In regard to the affidavit, defendants point out that it postdates USCIS's decision denying Akinjiola's petition, which was issued March 3, 2011. CAR 464-65. Thus, the affidavit was not part of the record before USCIS at the relevant time. Moreover, the BIA could not have properly considered the affidavit because its review is limited to the record that USCIS considered. 8 C.F.R. § 1003.1(d)(3)(iv). With respect to McDowell's psychiatric treatment, the 2011 Denial Letter directly contradicts plaintiffs' assertion that this evidence was ignored. In relevant part, the 2011 Denial Letter states that the letters from Permanente Medical Group, Inc. "fail to state any information pertaining to her marriage to the beneficiary, and therefore fail to establish she was engaged in a bona fide marriage with the beneficiary." CAR 130.

BIA's decision explained that it reviewed the 2011 NOID and USCIS's subsequent denial and "affirm[ed] the decision of the District Director for the reasons stated therein." Id. at 578. Moreover, BIA made clear that it had "reviewed the record of proceedings, including the March 3, 2011, decision of the District Director denying the visa petition, the September 8, 2010, Notice of Intent to Deny (NOID), the petitioner's response to the NOID, and the petitioner's contentions on appeal." Id. at 578. Therefore, this argument is a nonstarter.

Before this Court, plaintiffs set forth a number of new explanations to justify the testimony of McDowell and Ademuyiwa. See Pla. Memo., ECF 19-1 at 8-12. However, it is not the task of this Court to determine whether it is possible to reconcile the statements in light of these new explanations. Nor may this Court substitute its judgment for that of the agency. Motor Vehicle Mfrs. Ass'n, supra, 463 U.S. at 43. Rather, the question for this Court is whether the record reveals a rational basis for the agency's decision.

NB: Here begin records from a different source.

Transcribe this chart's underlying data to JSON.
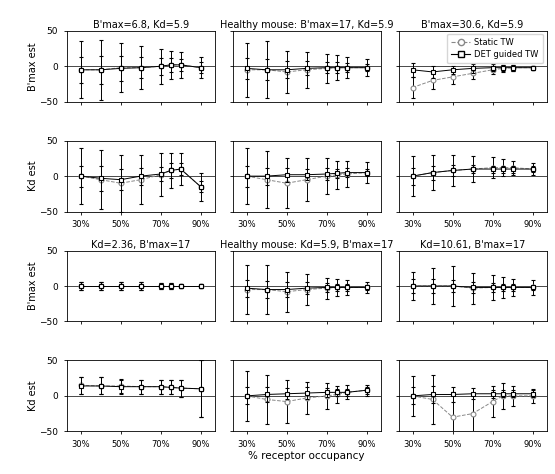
{
  "col_titles_top": [
    "B'max=6.8, Kd=5.9",
    "Healthy mouse: B'max=17, Kd=5.9",
    "B'max=30.6, Kd=5.9"
  ],
  "col_titles_bottom": [
    "Kd=2.36, B'max=17",
    "Healthy mouse: Kd=5.9, B'max=17",
    "Kd=10.61, B'max=17"
  ],
  "ylabel_bmax": "B'max est",
  "ylabel_kd": "Kd est",
  "xlabel": "% receptor occupancy",
  "xtick_labels": [
    "30%",
    "50%",
    "70%",
    "90%"
  ],
  "xtick_vals": [
    30,
    50,
    70,
    90
  ],
  "ylim": [
    -50,
    50
  ],
  "yticks": [
    -50,
    0,
    50
  ],
  "x_vals": [
    30,
    40,
    50,
    60,
    70,
    75,
    80,
    90
  ],
  "panels": {
    "r0c0": {
      "static_y": [
        -5,
        -5,
        -2,
        -2,
        0,
        2,
        2,
        -2
      ],
      "static_yerr": [
        40,
        42,
        35,
        30,
        25,
        20,
        18,
        15
      ],
      "det_y": [
        -5,
        -5,
        -3,
        -2,
        0,
        2,
        2,
        -2
      ],
      "det_yerr": [
        18,
        20,
        18,
        15,
        12,
        10,
        8,
        8
      ]
    },
    "r1c0": {
      "static_y": [
        0,
        -5,
        -10,
        -5,
        2,
        8,
        10,
        -15
      ],
      "static_yerr": [
        40,
        42,
        40,
        35,
        30,
        25,
        22,
        20
      ],
      "det_y": [
        0,
        -3,
        -5,
        0,
        3,
        8,
        10,
        -15
      ],
      "det_yerr": [
        15,
        18,
        15,
        12,
        10,
        10,
        8,
        8
      ]
    },
    "r0c1": {
      "static_y": [
        -5,
        -5,
        -8,
        -5,
        -3,
        -2,
        -2,
        -2
      ],
      "static_yerr": [
        38,
        40,
        30,
        25,
        20,
        18,
        15,
        12
      ],
      "det_y": [
        -3,
        -5,
        -5,
        -3,
        -2,
        -2,
        -2,
        -2
      ],
      "det_yerr": [
        15,
        15,
        12,
        10,
        8,
        8,
        6,
        5
      ]
    },
    "r1c1": {
      "static_y": [
        0,
        -5,
        -10,
        -5,
        0,
        2,
        3,
        5
      ],
      "static_yerr": [
        40,
        40,
        35,
        30,
        25,
        20,
        18,
        15
      ],
      "det_y": [
        0,
        0,
        2,
        2,
        3,
        4,
        5,
        5
      ],
      "det_yerr": [
        15,
        12,
        10,
        8,
        8,
        6,
        6,
        5
      ]
    },
    "r0c2": {
      "static_y": [
        -30,
        -20,
        -15,
        -10,
        -5,
        -3,
        -2,
        -2
      ],
      "static_yerr": [
        15,
        12,
        10,
        8,
        6,
        5,
        4,
        3
      ],
      "det_y": [
        -5,
        -8,
        -5,
        -3,
        -2,
        -2,
        -2,
        -2
      ],
      "det_yerr": [
        10,
        8,
        6,
        6,
        5,
        4,
        4,
        3
      ]
    },
    "r1c2": {
      "static_y": [
        0,
        5,
        8,
        10,
        12,
        12,
        12,
        10
      ],
      "static_yerr": [
        28,
        25,
        22,
        18,
        15,
        12,
        10,
        8
      ],
      "det_y": [
        0,
        5,
        8,
        10,
        10,
        10,
        10,
        10
      ],
      "det_yerr": [
        12,
        10,
        8,
        6,
        5,
        5,
        5,
        4
      ]
    },
    "r2c0": {
      "static_y": [
        0,
        0,
        0,
        0,
        0,
        0,
        0,
        0
      ],
      "static_yerr": [
        6,
        6,
        5,
        5,
        4,
        4,
        3,
        3
      ],
      "det_y": [
        0,
        0,
        0,
        0,
        0,
        0,
        0,
        0
      ],
      "det_yerr": [
        6,
        6,
        5,
        5,
        4,
        4,
        3,
        3
      ]
    },
    "r3c0": {
      "static_y": [
        15,
        14,
        14,
        13,
        13,
        12,
        11,
        10
      ],
      "static_yerr": [
        12,
        12,
        10,
        10,
        10,
        10,
        12,
        40
      ],
      "det_y": [
        14,
        14,
        13,
        13,
        13,
        12,
        11,
        10
      ],
      "det_yerr": [
        12,
        12,
        10,
        10,
        10,
        10,
        12,
        40
      ]
    },
    "r2c1": {
      "static_y": [
        -5,
        -5,
        -8,
        -5,
        -3,
        -2,
        -2,
        -2
      ],
      "static_yerr": [
        35,
        35,
        28,
        22,
        15,
        12,
        10,
        8
      ],
      "det_y": [
        -3,
        -5,
        -5,
        -3,
        -2,
        -2,
        -2,
        -2
      ],
      "det_yerr": [
        12,
        12,
        10,
        8,
        6,
        5,
        5,
        4
      ]
    },
    "r3c1": {
      "static_y": [
        0,
        -5,
        -8,
        -3,
        0,
        2,
        5,
        8
      ],
      "static_yerr": [
        35,
        35,
        30,
        22,
        18,
        12,
        10,
        8
      ],
      "det_y": [
        0,
        2,
        3,
        4,
        5,
        5,
        5,
        8
      ],
      "det_yerr": [
        12,
        10,
        8,
        8,
        6,
        5,
        5,
        5
      ]
    },
    "r2c2": {
      "static_y": [
        0,
        0,
        0,
        -3,
        -2,
        -2,
        -2,
        -2
      ],
      "static_yerr": [
        20,
        25,
        28,
        22,
        18,
        15,
        12,
        10
      ],
      "det_y": [
        0,
        0,
        0,
        -2,
        -2,
        -2,
        -2,
        -2
      ],
      "det_yerr": [
        10,
        10,
        8,
        8,
        6,
        5,
        5,
        4
      ]
    },
    "r3c2": {
      "static_y": [
        0,
        -5,
        -30,
        -25,
        -8,
        0,
        0,
        0
      ],
      "static_yerr": [
        28,
        35,
        35,
        28,
        22,
        18,
        14,
        10
      ],
      "det_y": [
        0,
        2,
        2,
        3,
        3,
        3,
        3,
        3
      ],
      "det_yerr": [
        12,
        12,
        10,
        8,
        6,
        5,
        5,
        5
      ]
    }
  }
}
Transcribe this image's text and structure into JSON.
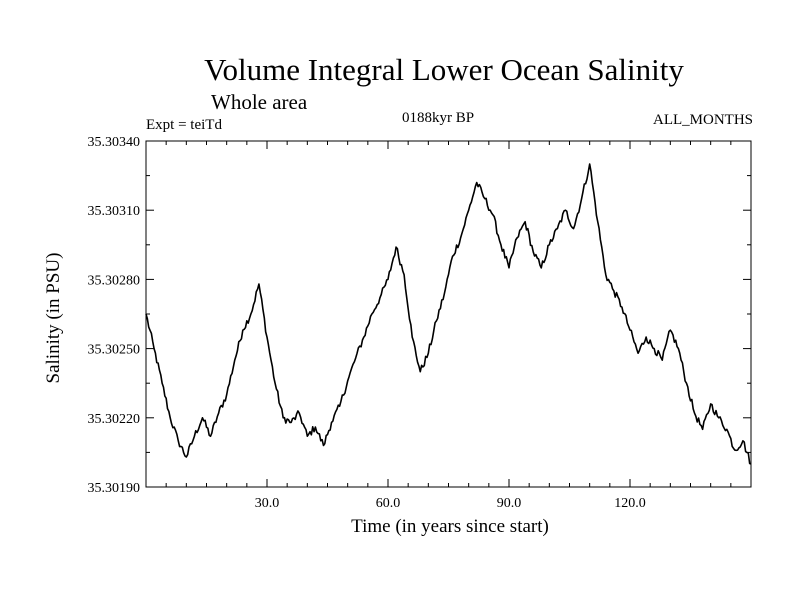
{
  "chart_data": {
    "type": "line",
    "title": "Volume Integral Lower Ocean Salinity",
    "subtitle": "Whole area",
    "experiment": "Expt = teiTd",
    "period": "0188kyr BP",
    "months": "ALL_MONTHS",
    "xlabel": "Time (in years since start)",
    "ylabel": "Salinity (in PSU)",
    "xlim": [
      0,
      150
    ],
    "ylim": [
      35.3019,
      35.3034
    ],
    "x_ticks": [
      30,
      60,
      90,
      120
    ],
    "x_tick_labels": [
      "30.0",
      "60.0",
      "90.0",
      "120.0"
    ],
    "y_ticks": [
      35.3019,
      35.3022,
      35.3025,
      35.3028,
      35.3031,
      35.3034
    ],
    "y_tick_labels": [
      "35.30190",
      "35.30220",
      "35.30250",
      "35.30280",
      "35.30310",
      "35.30340"
    ],
    "grid": false,
    "series": [
      {
        "name": "Salinity",
        "color": "#000000",
        "x": [
          0,
          2,
          4,
          6,
          8,
          10,
          12,
          14,
          16,
          18,
          20,
          22,
          24,
          26,
          28,
          30,
          32,
          34,
          36,
          38,
          40,
          42,
          44,
          46,
          48,
          50,
          52,
          54,
          56,
          58,
          60,
          62,
          64,
          66,
          68,
          70,
          72,
          74,
          76,
          78,
          80,
          82,
          84,
          86,
          88,
          90,
          92,
          94,
          96,
          98,
          100,
          102,
          104,
          106,
          108,
          110,
          112,
          114,
          116,
          118,
          120,
          122,
          124,
          126,
          128,
          130,
          132,
          134,
          136,
          138,
          140,
          142,
          144,
          146,
          148,
          150
        ],
        "values": [
          35.30265,
          35.3025,
          35.30235,
          35.3022,
          35.3021,
          35.30203,
          35.30212,
          35.3022,
          35.30212,
          35.30222,
          35.3023,
          35.30245,
          35.30258,
          35.30265,
          35.30278,
          35.30255,
          35.30235,
          35.3022,
          35.30218,
          35.30222,
          35.30212,
          35.30216,
          35.30208,
          35.30218,
          35.30225,
          35.30236,
          35.30246,
          35.30255,
          35.30265,
          35.30272,
          35.3028,
          35.30294,
          35.30282,
          35.30255,
          35.3024,
          35.30248,
          35.30262,
          35.30274,
          35.3029,
          35.30298,
          35.3031,
          35.30322,
          35.30315,
          35.30308,
          35.30295,
          35.30285,
          35.30298,
          35.30305,
          35.30292,
          35.30285,
          35.30295,
          35.30302,
          35.3031,
          35.30302,
          35.30315,
          35.3033,
          35.30305,
          35.30282,
          35.30275,
          35.30268,
          35.30258,
          35.30248,
          35.30255,
          35.3025,
          35.30245,
          35.30258,
          35.3025,
          35.30235,
          35.30222,
          35.30215,
          35.30226,
          35.3022,
          35.30215,
          35.30206,
          35.3021,
          35.302
        ]
      }
    ]
  }
}
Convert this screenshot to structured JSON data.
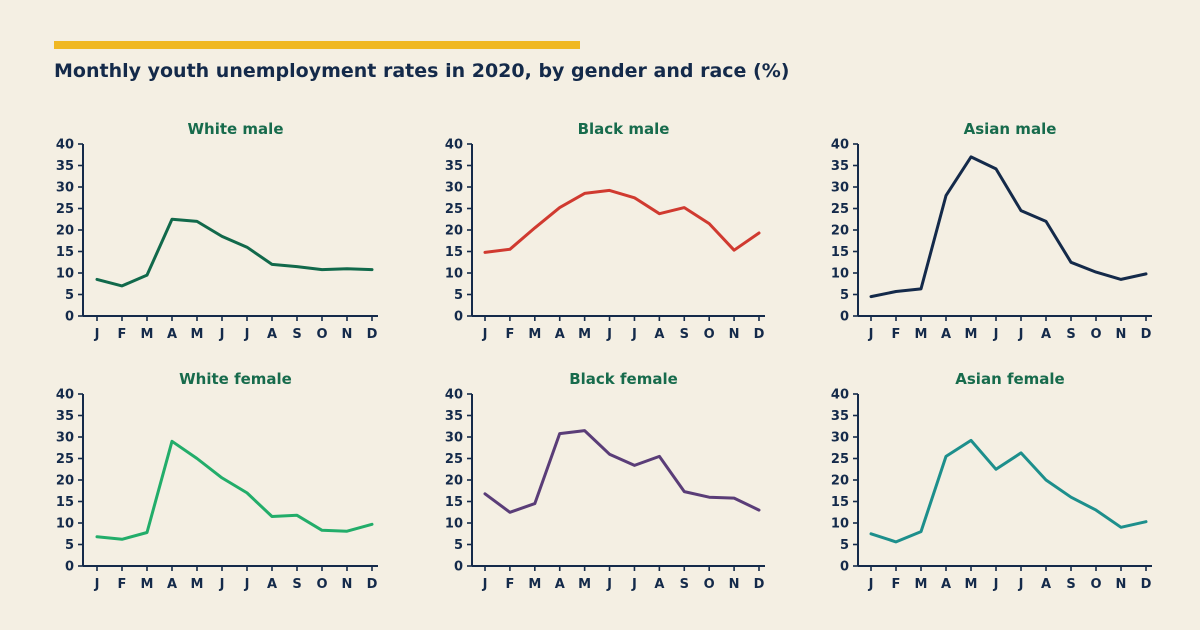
{
  "header": {
    "title": "Monthly youth unemployment rates in 2020, by gender and race (%)",
    "accent_color": "#f0b823"
  },
  "chart_data": [
    {
      "type": "line",
      "title": "White male",
      "categories": [
        "J",
        "F",
        "M",
        "A",
        "M",
        "J",
        "J",
        "A",
        "S",
        "O",
        "N",
        "D"
      ],
      "values": [
        8.5,
        7,
        9.5,
        22.5,
        22,
        18.5,
        16,
        12,
        11.5,
        10.8,
        11,
        10.8
      ],
      "ylim": [
        0,
        40
      ],
      "yticks": [
        "0",
        "5",
        "10",
        "15",
        "20",
        "25",
        "30",
        "35",
        "40"
      ],
      "color": "#11694b"
    },
    {
      "type": "line",
      "title": "Black male",
      "categories": [
        "J",
        "F",
        "M",
        "A",
        "M",
        "J",
        "J",
        "A",
        "S",
        "O",
        "N",
        "D"
      ],
      "values": [
        14.8,
        15.5,
        20.5,
        25.2,
        28.5,
        29.2,
        27.5,
        23.8,
        25.2,
        21.5,
        15.3,
        19.3
      ],
      "ylim": [
        0,
        40
      ],
      "yticks": [
        "0",
        "5",
        "10",
        "15",
        "20",
        "25",
        "30",
        "35",
        "40"
      ],
      "color": "#d03a30"
    },
    {
      "type": "line",
      "title": "Asian male",
      "categories": [
        "J",
        "F",
        "M",
        "A",
        "M",
        "J",
        "J",
        "A",
        "S",
        "O",
        "N",
        "D"
      ],
      "values": [
        4.5,
        5.7,
        6.3,
        28,
        37,
        34.2,
        24.5,
        22,
        12.5,
        10.2,
        8.5,
        9.8
      ],
      "ylim": [
        0,
        40
      ],
      "yticks": [
        "0",
        "5",
        "10",
        "15",
        "20",
        "25",
        "30",
        "35",
        "40"
      ],
      "color": "#142a4a"
    },
    {
      "type": "line",
      "title": "White female",
      "categories": [
        "J",
        "F",
        "M",
        "A",
        "M",
        "J",
        "J",
        "A",
        "S",
        "O",
        "N",
        "D"
      ],
      "values": [
        6.8,
        6.2,
        7.8,
        29,
        25,
        20.5,
        17,
        11.5,
        11.8,
        8.3,
        8.1,
        9.7
      ],
      "ylim": [
        0,
        40
      ],
      "yticks": [
        "0",
        "5",
        "10",
        "15",
        "20",
        "25",
        "30",
        "35",
        "40"
      ],
      "color": "#22ad6a"
    },
    {
      "type": "line",
      "title": "Black female",
      "categories": [
        "J",
        "F",
        "M",
        "A",
        "M",
        "J",
        "J",
        "A",
        "S",
        "O",
        "N",
        "D"
      ],
      "values": [
        16.8,
        12.5,
        14.5,
        30.8,
        31.5,
        26,
        23.4,
        25.5,
        17.3,
        16,
        15.8,
        13
      ],
      "ylim": [
        0,
        40
      ],
      "yticks": [
        "0",
        "5",
        "10",
        "15",
        "20",
        "25",
        "30",
        "35",
        "40"
      ],
      "color": "#5a3d78"
    },
    {
      "type": "line",
      "title": "Asian female",
      "categories": [
        "J",
        "F",
        "M",
        "A",
        "M",
        "J",
        "J",
        "A",
        "S",
        "O",
        "N",
        "D"
      ],
      "values": [
        7.5,
        5.6,
        8,
        25.5,
        29.2,
        22.5,
        26.3,
        20,
        16,
        13,
        9,
        10.3
      ],
      "ylim": [
        0,
        40
      ],
      "yticks": [
        "0",
        "5",
        "10",
        "15",
        "20",
        "25",
        "30",
        "35",
        "40"
      ],
      "color": "#1d8f8c"
    }
  ]
}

In sum, the 2011 Denial Letter reflects that USCIS considered all of the evidence and concluded: "Ms. McDowell and [Ademuyiwa] entered into a sham marriage for the sole purpose of circumventing immigration laws of the United States." CAR 133. Both USCIS and BIA provided a thorough explanation as to why substantial and probative evidence supported the finding that McDowell and Ademuyiwa did not intend to establish a life together, which displayed a rational connection to the findings of fact. The determination of marriage fraud had a rational basis, as it was premised on (1) discrepant testimony of Ademuyiwa and McDowell regarding, inter alia, the couple's living arrangements; and (2) "the determination that the documentary evidence in the record either failed to support or undermined the claim that the Ademuyiwa-McDowell marriage was bona fide." Def. Reply, ECF 27 at 6. Accordingly, USCIS and the BIA did not act in an arbitrary and capricious manner by determining that "McDowell and the beneficiary entered into a sham marriage for the sole purpose of circumventing immigration laws of the United States." CAR 133, 578.

CONCLUSION

Because the denial of the visa petition was not "arbitrary, capricious, an abuse of discretion, or otherwise not in accordance with the law, " it will not be disturbed. Plaintiffs' motion for summary judgment will be denied, and defendants' cross-motion for summary judgment will be granted. An Order consistent with this opinion follows.